Initially, the Senate was successful in making some amendments to the bill, but the document is still rife with ambiguity. In short, the bill contains nothing that gives definitive protection for traditional users of natural resources, except for aboriginals. The latter have a constitutional right to fish and hunt. This bill is saying that non-aboriginals don't have a constitutional right to hunt and fish.

 

Under the bill's proposed wording, both domestic and wild

animals will be taken out of the property section of the Criminal Code and now be seen more as "beings." The bill would also make killing an animal brutally or viciously illegal, regardless of whether the animal dies immediately.

 

The two words "brutally" and "viciously" are the problem because the government really doesn't define what the words actually mean.

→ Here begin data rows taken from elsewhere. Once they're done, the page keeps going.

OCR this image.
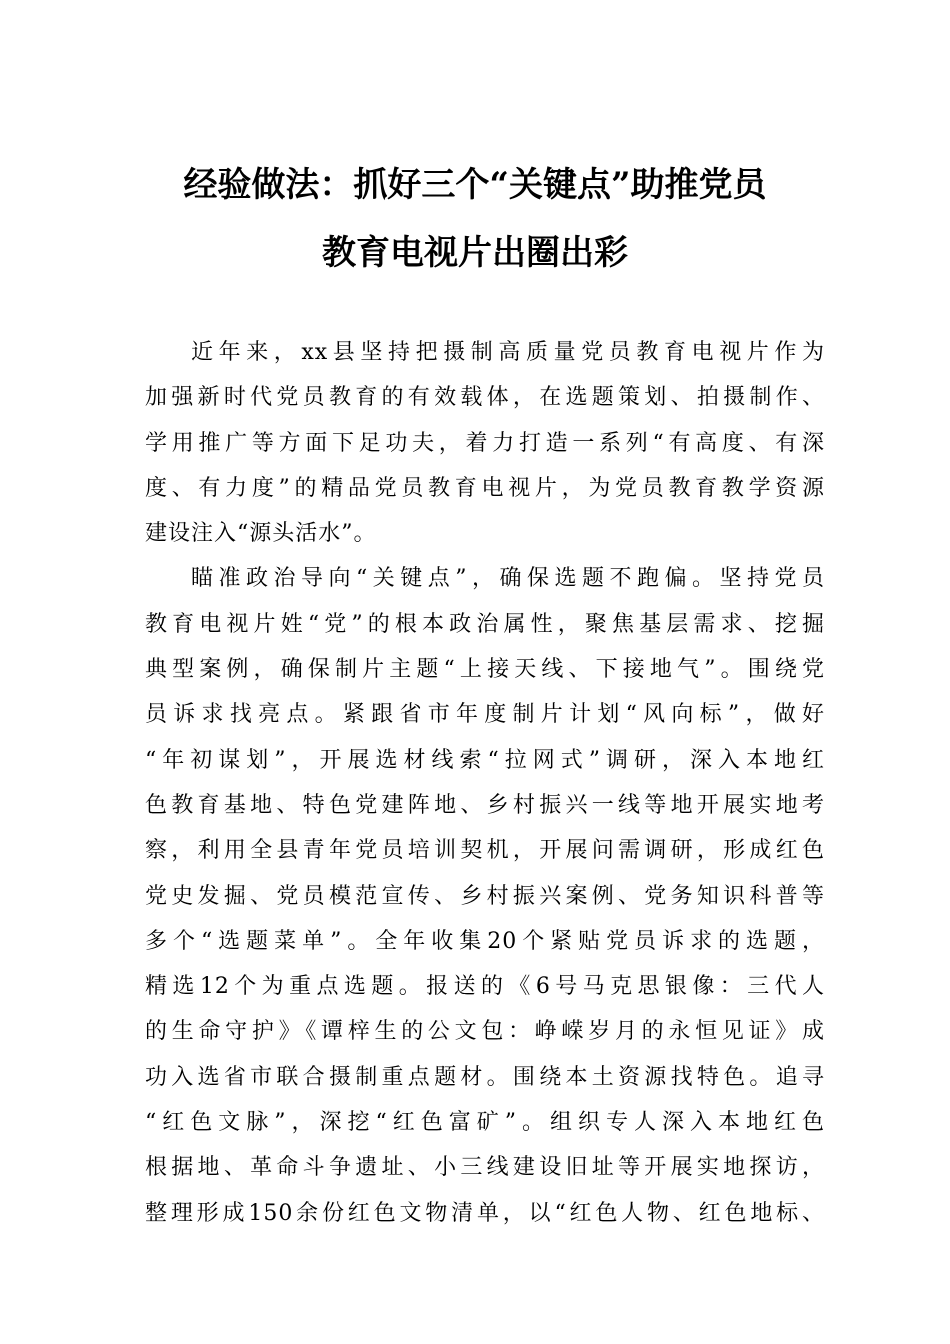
经验做法：抓好三个“关键点”助推党员
教育电视片出圈出彩
近年来，xx县坚持把摄制高质量党员教育电视片作为
加强新时代党员教育的有效载体，在选题策划、拍摄制作、
学用推广等方面下足功夫，着力打造一系列“有高度、有深
度、有力度”的精品党员教育电视片，为党员教育教学资源
建设注入“源头活水”。
瞄准政治导向“关键点”，确保选题不跑偏。坚持党员
教育电视片姓“党”的根本政治属性，聚焦基层需求、挖掘
典型案例，确保制片主题“上接天线、下接地气”。围绕党
员诉求找亮点。紧跟省市年度制片计划“风向标”，做好
“年初谋划”，开展选材线索“拉网式”调研，深入本地红
色教育基地、特色党建阵地、乡村振兴一线等地开展实地考
察，利用全县青年党员培训契机，开展问需调研，形成红色
党史发掘、党员模范宣传、乡村振兴案例、党务知识科普等
多个“选题菜单”。全年收集20个紧贴党员诉求的选题，
精选12个为重点选题。报送的《6号马克思银像：三代人
的生命守护》《谭梓生的公文包：峥嵘岁月的永恒见证》成
功入选省市联合摄制重点题材。围绕本土资源找特色。追寻
“红色文脉”，深挖“红色富矿”。组织专人深入本地红色
根据地、革命斗争遗址、小三线建设旧址等开展实地探访，
整理形成150余份红色文物清单，以“红色人物、红色地标、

And while most people believe that they have a fair and moral understanding of the meaning of the words, many in the animal rights community -- like the People for the Ethical Treatment of Animals (PETA) -- brutal and vicious mean catch and release fishing, hunting, penning animals and the list goes on.

 

According to PETA, "A rat is a pig is a dog is a boy" and they should all be treated equally because they are indeed equal according to the organization. But as radical as they are, they have deep pockets and, as a result, are effective. "With an annual budget of over $24 million, PETA pushes its agenda through the power of the media and through endorsements from high-profile celebrities," said Mike Reader, executive director of the Ontario Federation of Anglers and Hunters.

 

"Their campaigns and emotional rhetoric unlock the pocketbooks of unsuspecting cat and dog lovers, unaware that these groups also claim that pet ownership is the moral equivalent of slavery."

 

Bill C-50 does call for an increase in fines and penalties for animal cruelty and everyone should back that part of the legislation. However, without the exclusion of legitimate animal-use activities such as hunting and fishing, among others, Bill C-50 will lead to legal nightmares for anglers and hunters as court doors will be open for PETA and other animal-rights fanatics to seek well-funded prosecution.

 

If you enjoy hunting and fishing, are a farmer or even just own a pet, you should be talking to your MP and making your feelings known.